The list of potential allies is huge. In addition to Tibet, the CCP occupies East Turkestan and Inner Mongolia –destroying their cultures and subjecting their populations to horrendous human rights abuses. They similarly tyrannise the Chinese population – particularly minority groups such as Falun Gong and campaigners on issues like HIV/AIDS. Elsewhere in South East Asia the CCP props up Burma’s brutal military dictatorship and Kim Jong-Il’s insane regime in North Korea. Looking further afield Robert Mugabe and Omar Al-Bashir rely on Chinese support for their respective rapes of Zimbabwe and Sudan. For the democracy movements in all these countries- opposing the CCP is therefore tantamount.
Broader campaigns such as those for free press and environmental protection have equally valid cases against Hu Jintao and his cronies owing to the environmental devastation wrecked by CCP policies (not least their deliberate sabotaging of global climate change deals) and the constant suppression of journalists in China and the occupied territories.
Given the vastness of opposition to China’s dictatorship it would therefore, be a wasted opportunity not to work together. This is especially vital considering the limited resources of many of the groups involved (in terms of numbers, finance, political contacts and host of other areas) as well as the natural boost that any movement gains from large-scale mutual solidarity and support.
Of course, to an extent this is already happening. Chinese, Uighur and Tibetan Solidarity UK – a coalition formed in the wake of the 2009 East Turkestan uprising, was an unprecedented advance in the UK. Similarly Students for a Free Tibet UK’s membership of the Stop Climate Chaos Coalition represents an important recognition of the links between human rights issues and the environment. Yet there is so much more that can be done; contact between groups is still largely ad-hoc and many campaigns such as the North Korean movement barely feature in even the loosest coalition activities.
The situation is perhaps, a microcosm for the broader picture of activism in the UK: a good start but with much further to go. For example, relationships between environmental and developmental groups – in recognition of the devastating impact of climate change on the world’s poorest people –are well established; whilst groups such as Oxfam and Christian Aid have similarly begun to link up with campaigns opposing injustices like the arms trade and the occupation of Palestine, forming a united front against these root causes of poverty. At the same time, initiatives such as Put People First have brought together diverse arrays of groups in the quest for social justice. And yet a lot of activists still feel reluctant to stray from their “home” campaigns. The developmental-environmental link-ups received criticism from many in both camps (often preferring the respective focuses to be on building wells and saving whales) whilst fledging groups such as the Free West Papua Campaign are receiving relatively little support from more established yet similar movements such as those for Tibet or Sudan.

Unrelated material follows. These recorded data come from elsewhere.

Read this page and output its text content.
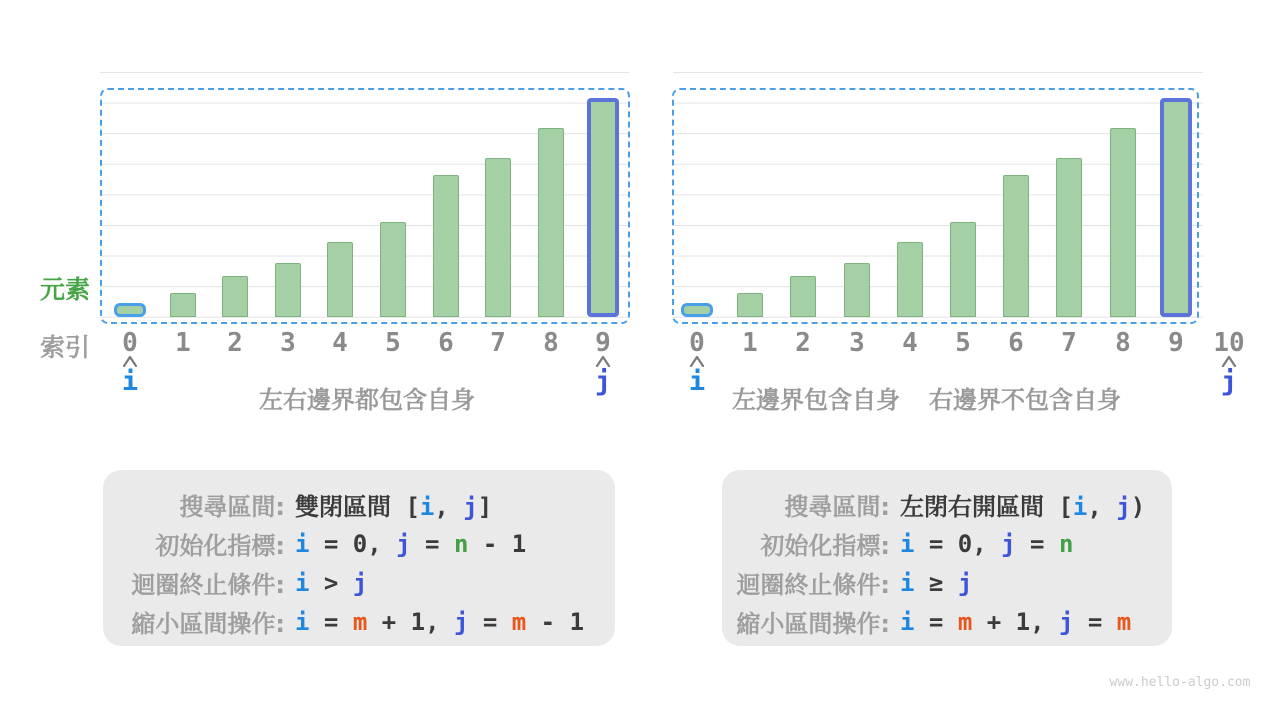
元素
索引	0	1	2	3	4	5	6	7	8	9
i	j
左右邊界都包含自身
0	1	2	3	4	5	6	7	8	9	10
i	j
左邊界包含自身	右邊界不包含自身
搜尋區間: 雙閉區間 [i, j]
初始化指標: i = 0, j = n - 1
迴圈終止條件: i > j
縮小區間操作: i = m + 1, j = m - 1
搜尋區間: 左閉右開區間 [i, j)
初始化指標: i = 0, j = n
迴圈終止條件: i ≥ j
縮小區間操作: i = m + 1, j = m
www.hello-algo.com
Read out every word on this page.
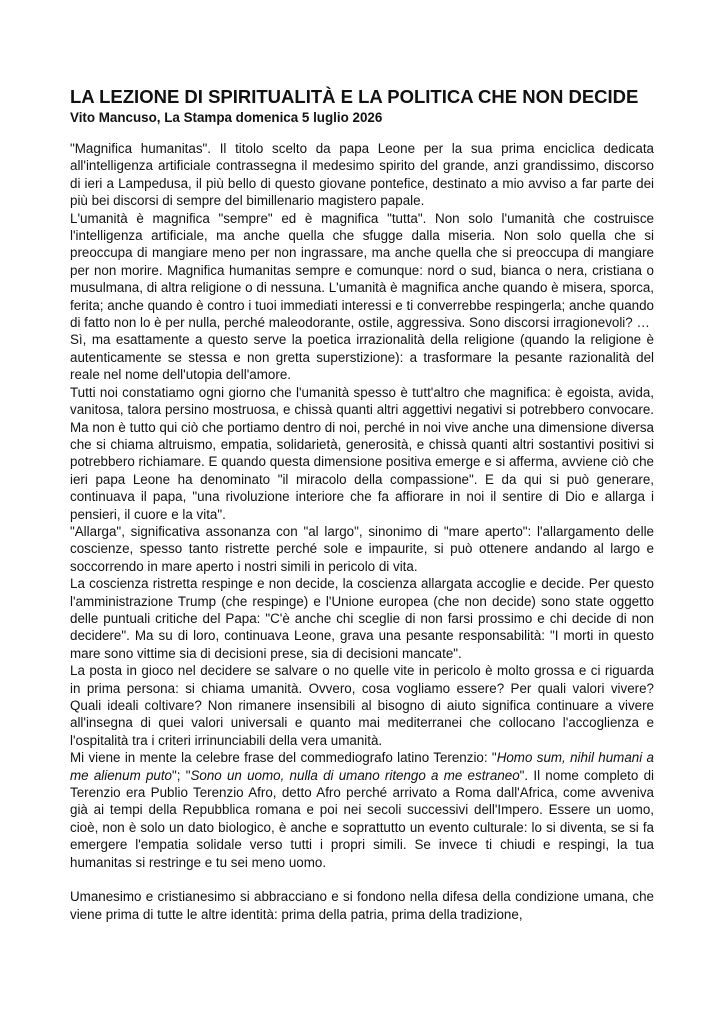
LA LEZIONE DI SPIRITUALITÀ E LA POLITICA CHE NON DECIDE
Vito Mancuso, La Stampa domenica 5 luglio 2026

"Magnifica humanitas". Il titolo scelto da papa Leone per la sua prima enciclica dedicata all'intelligenza artificiale contrassegna il medesimo spirito del grande, anzi grandissimo, discorso di ieri a Lampedusa, il più bello di questo giovane pontefice, destinato a mio avviso a far parte dei più bei discorsi di sempre del bimillenario magistero papale.

L'umanità è magnifica "sempre" ed è magnifica "tutta". Non solo l'umanità che costruisce l'intelligenza artificiale, ma anche quella che sfugge dalla miseria. Non solo quella che si preoccupa di mangiare meno per non ingrassare, ma anche quella che si preoccupa di mangiare per non morire. Magnifica humanitas sempre e comunque: nord o sud, bianca o nera, cristiana o musulmana, di altra religione o di nessuna. L'umanità è magnifica anche quando è misera, sporca, ferita; anche quando è contro i tuoi immediati interessi e ti converrebbe respingerla; anche quando di fatto non lo è per nulla, perché maleodorante, ostile, aggressiva. Sono discorsi irragionevoli? …

Sì, ma esattamente a questo serve la poetica irrazionalità della religione (quando la religione è autenticamente se stessa e non gretta superstizione): a trasformare la pesante razionalità del reale nel nome dell'utopia dell'amore.

Tutti noi constatiamo ogni giorno che l'umanità spesso è tutt'altro che magnifica: è egoista, avida, vanitosa, talora persino mostruosa, e chissà quanti altri aggettivi negativi si potrebbero convocare. Ma non è tutto qui ciò che portiamo dentro di noi, perché in noi vive anche una dimensione diversa che si chiama altruismo, empatia, solidarietà, generosità, e chissà quanti altri sostantivi positivi si potrebbero richiamare. E quando questa dimensione positiva emerge e si afferma, avviene ciò che ieri papa Leone ha denominato "il miracolo della compassione". E da qui si può generare, continuava il papa, "una rivoluzione interiore che fa affiorare in noi il sentire di Dio e allarga i pensieri, il cuore e la vita".

"Allarga", significativa assonanza con "al largo", sinonimo di "mare aperto": l'allargamento delle coscienze, spesso tanto ristrette perché sole e impaurite, si può ottenere andando al largo e soccorrendo in mare aperto i nostri simili in pericolo di vita.

La coscienza ristretta respinge e non decide, la coscienza allargata accoglie e decide. Per questo l'amministrazione Trump (che respinge) e l'Unione europea (che non decide) sono state oggetto delle puntuali critiche del Papa: "C'è anche chi sceglie di non farsi prossimo e chi decide di non decidere". Ma su di loro, continuava Leone, grava una pesante responsabilità: "I morti in questo mare sono vittime sia di decisioni prese, sia di decisioni mancate".

La posta in gioco nel decidere se salvare o no quelle vite in pericolo è molto grossa e ci riguarda in prima persona: si chiama umanità. Ovvero, cosa vogliamo essere? Per quali valori vivere? Quali ideali coltivare? Non rimanere insensibili al bisogno di aiuto significa continuare a vivere all'insegna di quei valori universali e quanto mai mediterranei che collocano l'accoglienza e l'ospitalità tra i criteri irrinunciabili della vera umanità.

Mi viene in mente la celebre frase del commediografo latino Terenzio: "Homo sum, nihil humani a me alienum puto"; "Sono un uomo, nulla di umano ritengo a me estraneo". Il nome completo di Terenzio era Publio Terenzio Afro, detto Afro perché arrivato a Roma dall'Africa, come avveniva già ai tempi della Repubblica romana e poi nei secoli successivi dell'Impero. Essere un uomo, cioè, non è solo un dato biologico, è anche e soprattutto un evento culturale: lo si diventa, se si fa emergere l'empatia solidale verso tutti i propri simili. Se invece ti chiudi e respingi, la tua humanitas si restringe e tu sei meno uomo.

Umanesimo e cristianesimo si abbracciano e si fondono nella difesa della condizione umana, che viene prima di tutte le altre identità: prima della patria, prima della tradizione,
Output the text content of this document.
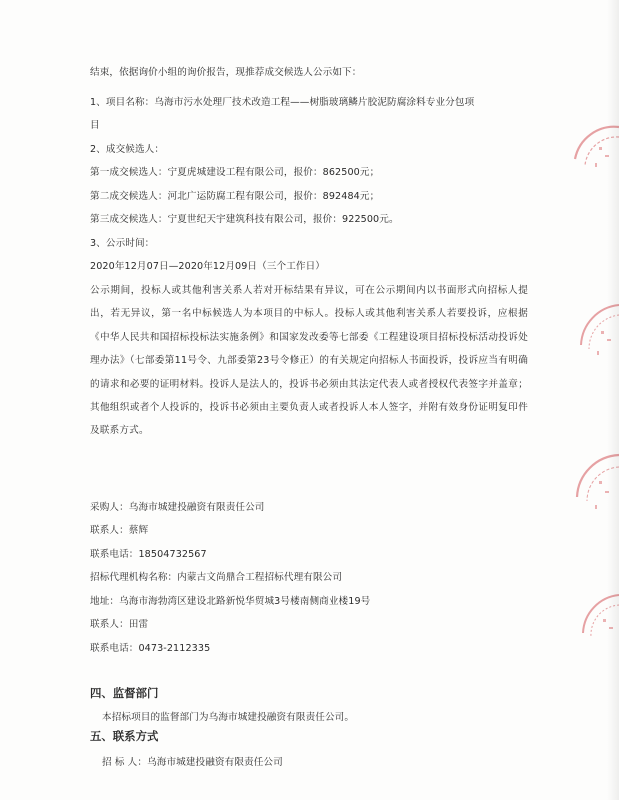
结束，依据询价小组的询价报告，现推荐成交候选人公示如下：
1、项目名称：乌海市污水处理厂技术改造工程——树脂玻璃鳞片胶泥防腐涂料专业分包项
目
2、成交候选人：
第一成交候选人：宁夏虎城建设工程有限公司，报价：862500元；
第二成交候选人：河北广运防腐工程有限公司，报价：892484元；
第三成交候选人：宁夏世纪天宇建筑科技有限公司，报价：922500元。
3、公示时间：
2020年12月07日—2020年12月09日（三个工作日）
公示期间，投标人或其他利害关系人若对开标结果有异议，可在公示期间内以书面形式向招标人提出，若无异议，第一名中标候选人为本项目的中标人。投标人或其他利害关系人若要投诉，应根据《中华人民共和国招标投标法实施条例》和国家发改委等七部委《工程建设项目招标投标活动投诉处理办法》（七部委第11号令、九部委第23号令修正）的有关规定向招标人书面投诉，投诉应当有明确的请求和必要的证明材料。投诉人是法人的，投诉书必须由其法定代表人或者授权代表签字并盖章；其他组织或者个人投诉的，投诉书必须由主要负责人或者投诉人本人签字，并附有效身份证明复印件及联系方式。
采购人：乌海市城建投融资有限责任公司
联系人：蔡辉
联系电话：18504732567
招标代理机构名称：内蒙古文尚鼎合工程招标代理有限公司
地址：乌海市海勃湾区建设北路新悦华贸城3号楼南侧商业楼19号
联系人：田雷
联系电话：0473-2112335
四、监督部门
本招标项目的监督部门为乌海市城建投融资有限责任公司。
五、联系方式
招 标 人：乌海市城建投融资有限责任公司
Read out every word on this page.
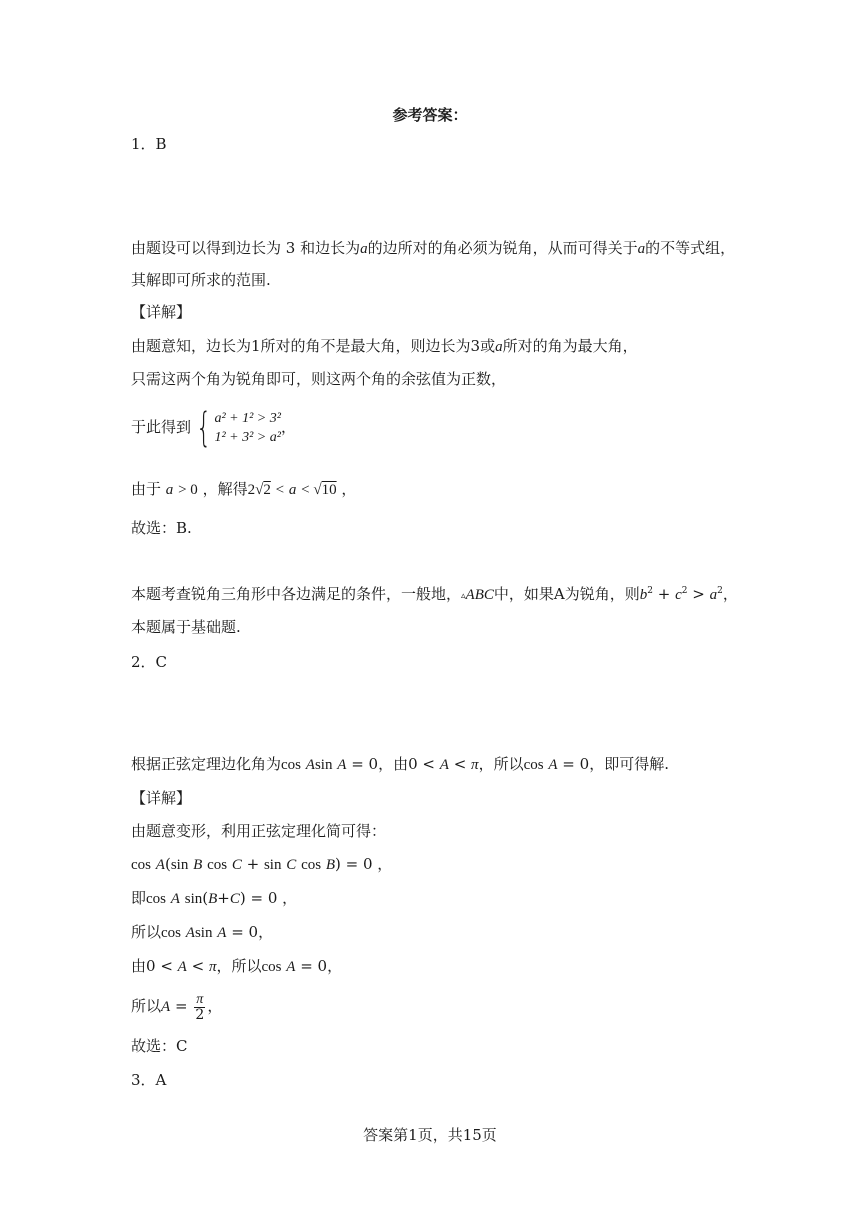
参考答案：
1．B
由题设可以得到边长为 3 和边长为a的边所对的角必须为锐角，从而可得关于a的不等式组，
其解即可所求的范围.
【详解】
由题意知，边长为1所对的角不是最大角，则边长为3或a所对的角为最大角，
只需这两个角为锐角即可，则这两个角的余弦值为正数，
于此得到 { a² + 1² > 3²
1² + 3² > a²
，
由于 a > 0 ，解得2√2 < a < √10 ，
故选：B.
本题考查锐角三角形中各边满足的条件，一般地，▵ABC中，如果A为锐角，则$b^2 + c^2 > a^2$，
本题属于基础题.
2．C
根据正弦定理边化角为cos Asin A = 0，由0 < A < π，所以cos A = 0，即可得解.
【详解】
由题意变形，利用正弦定理化简可得：
cos A(sin B cos C + sin C cos B) = 0 ，
即cos A sin(B+C) = 0 ，
所以cos Asin A = 0，
由0 < A < π，所以cos A = 0，
所以$A = \frac{\pi}{2}$ ，
故选：C
3．A
答案第1页，共15页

Ultimately all groups involved in activism, be it for human rights, democracy, the environment or any other of the numerous plethora of issues relating to progressive social change- have a vested interest in seeking common ground so that they can pool resources, share skills and bolster moral. It would be a natural next step for so many time-honoured campaigns and a vital boost to so many new ones. The old mantra of ‘united we stand-divided we fall’ is especially prevalent for activist groups in an age when –as a rule- grassroots support bases have shrunk, financial contributions have declined and reliance on specialist skills has risen.
Many Causes – One Struggle is more than a catchphrase: it’s an essential realisation for the UK’s activist community if we are to raise the challenge not only to the CCP but against those responsible for human rights abuses and environmental destruction the world over.